A prisão de empreiteiros, a corrupção e a relação público-privado
Entre tantos elementos a se analisar num acontecimento como o desencadeado pelas sucessivas fases da Lava Jato, um que chama a atenção desde o começo, em março de 2014, é a prisão dos executivos das principais empreiteiras do Brasil responsáveis pelas grandes obras públicas realizadas nas últimas décadas nos quatro cantos do país.
Não há obra pública de grande dimensão feita na história brasileira recente que não tenha tido a participação de construtoras como a Odebrecht, Andrade Gutierrez, Mendes Júnior, OAS, Camargo Correia, Queiroz Galvão, só para citar algumas. Não é pouco, portanto, ver os grandes empreiteiros do país presos pela Polícia Federal.
A prisão de empresários não teve, claro, a mesma dimensão de espetáculo e exploração midiática que à de certas figuras políticas como José Dirceu. No caso dos empreiteiros, a repercussão público-midiático se dá dentro de certos limites de discrição e respeito que os grandes meios de comunicação costumam dispensar a empresários pegos em transgressões às leis e normas sociais. Mas, ainda assim (e por isso também), a prisão deles constitui-se, por si só, um acontecimento bastante revelador de problemas do campo político no país, da sua relação com o campo econômico e da maneira como as narrativas jornalísticas dão a ver essas relações, seus personagens e suas práticas.
Dentre os problemas revelados destaca-se o fato de que a Lava Jato e, particularmente, a prisão de empreiteiros escancara para amplos públicos o que já era de conhecimento de muitos atores (políticos, empresários, jornalistas, funcionários públicos ou cidadãos que leem notícias com alguma frequência): a forma como tem se dado, historicamente, a contratação de obras públicas no Brasil. Ou seja, mediada por acordos entre empreiteiras, fraudes em licitações, troca de favores e pagamento de propinas. Só a hipocrisia que marca nossa cultura política ou a luta político-partidária (que impedem encarar os problemas coletivos como eles realmente são para tentar resolvê-los) escandalizou-se com a célebre frase do advogado de um investigado na operação Lava Jato, segundo quem “sem acerto” nas obras públicas “não se põe um paralelepípedo no chão”.
O que provoca escândalo no caso da Lava Jato/Petrobras e da prisão dos empresários, portanto, parece ser menos a confissão sobre a existência de um “clube” ou cartel de empreiteiras fraudando licitações e pagando propinas a agentes públicos, para garantir seus negócios e lucros, do que o fato de que tais práticas são reveladas e relativas a período de um governo considerado de esquerda (as investigações são pós-2003 e não se estenderam a períodos anteriores) e implicam o partido governista, o PT. Não é de estranhar, então, – e essa é uma segunda questão reveladora nas prisões – que os empreiteiros presos, confessando crimes e delatando outros personagens, comecem a aparecer como “vítimas” em certas narrativas do acontecimento. “Vítimas dos políticos e funcionários públicos”, que os “teriam achacado e obrigado a pagar propinas para fazer negócios com a estatal”.
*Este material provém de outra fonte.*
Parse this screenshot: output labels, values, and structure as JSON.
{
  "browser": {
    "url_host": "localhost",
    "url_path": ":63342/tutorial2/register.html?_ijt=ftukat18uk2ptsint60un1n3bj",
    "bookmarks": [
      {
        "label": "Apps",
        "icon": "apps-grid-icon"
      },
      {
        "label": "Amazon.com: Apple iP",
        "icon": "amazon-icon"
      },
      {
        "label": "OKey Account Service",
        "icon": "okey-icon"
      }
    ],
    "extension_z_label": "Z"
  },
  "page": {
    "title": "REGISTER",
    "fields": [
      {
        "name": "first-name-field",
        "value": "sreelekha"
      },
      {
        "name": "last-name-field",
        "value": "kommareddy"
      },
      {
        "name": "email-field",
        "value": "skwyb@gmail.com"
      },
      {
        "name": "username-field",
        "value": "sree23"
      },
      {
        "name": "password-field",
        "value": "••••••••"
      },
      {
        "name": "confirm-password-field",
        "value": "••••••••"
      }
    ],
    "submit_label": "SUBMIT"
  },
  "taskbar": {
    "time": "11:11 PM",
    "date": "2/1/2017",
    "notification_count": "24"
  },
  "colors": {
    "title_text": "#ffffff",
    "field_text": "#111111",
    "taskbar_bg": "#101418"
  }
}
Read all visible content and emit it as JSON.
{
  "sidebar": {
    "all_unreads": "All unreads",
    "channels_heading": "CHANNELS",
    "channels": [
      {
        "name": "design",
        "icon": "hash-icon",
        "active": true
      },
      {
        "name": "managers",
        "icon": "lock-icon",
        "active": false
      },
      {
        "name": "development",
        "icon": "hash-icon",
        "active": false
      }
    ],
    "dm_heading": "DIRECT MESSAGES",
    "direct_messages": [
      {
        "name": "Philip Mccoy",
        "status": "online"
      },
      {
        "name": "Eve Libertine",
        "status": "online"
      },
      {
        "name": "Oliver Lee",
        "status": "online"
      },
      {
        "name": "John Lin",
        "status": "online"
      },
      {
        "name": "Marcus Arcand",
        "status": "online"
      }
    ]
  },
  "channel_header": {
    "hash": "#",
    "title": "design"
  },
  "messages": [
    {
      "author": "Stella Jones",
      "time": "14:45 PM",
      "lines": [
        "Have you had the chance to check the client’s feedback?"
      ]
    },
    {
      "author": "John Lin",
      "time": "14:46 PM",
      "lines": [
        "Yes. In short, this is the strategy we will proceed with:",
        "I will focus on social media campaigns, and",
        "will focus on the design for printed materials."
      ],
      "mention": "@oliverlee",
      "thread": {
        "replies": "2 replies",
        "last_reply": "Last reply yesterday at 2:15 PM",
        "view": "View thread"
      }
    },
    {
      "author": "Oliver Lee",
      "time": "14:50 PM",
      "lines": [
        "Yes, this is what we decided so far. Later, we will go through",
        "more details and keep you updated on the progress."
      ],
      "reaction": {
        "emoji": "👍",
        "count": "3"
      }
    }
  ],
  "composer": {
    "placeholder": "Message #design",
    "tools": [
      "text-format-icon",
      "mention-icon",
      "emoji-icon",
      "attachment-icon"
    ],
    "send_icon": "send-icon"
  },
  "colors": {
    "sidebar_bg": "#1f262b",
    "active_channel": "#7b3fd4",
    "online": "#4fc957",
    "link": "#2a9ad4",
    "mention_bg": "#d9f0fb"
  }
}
Trata-se, portanto, de construir uma narrativa do acontecimento como um escândalo típico do campo político (tido previamente como corrupto), sem conexão alguma com as práticas do campo econômico/empresarial (tido a priori como correto). Bem diferente de um acontecimento similar, o quase midiaticamente invisível caso do cartel dos trens e metrô de São Paulo. Neste, as narrativas (do Ministério Público, governo estadual e mídias diversas) vão descrevendo-o como um escândalo de empresas (internacionais, não brasileiras), sem relação com políticos e partidos locais. Os dois escândalos envolvem formação de cartel para fraude em licitações públicas e o pagamento de propinas. Mas o cartel dos trens é uma rara historia de corrupção onde só tem corruptores, não tem corruptos: o Estado e os agentes público-políticos foram vítimas de empresas privadas.
Terezinha Silva
Professora Colaboradora do Departamento de Comunicação Social da UFMG e pesquisadora do GRIS.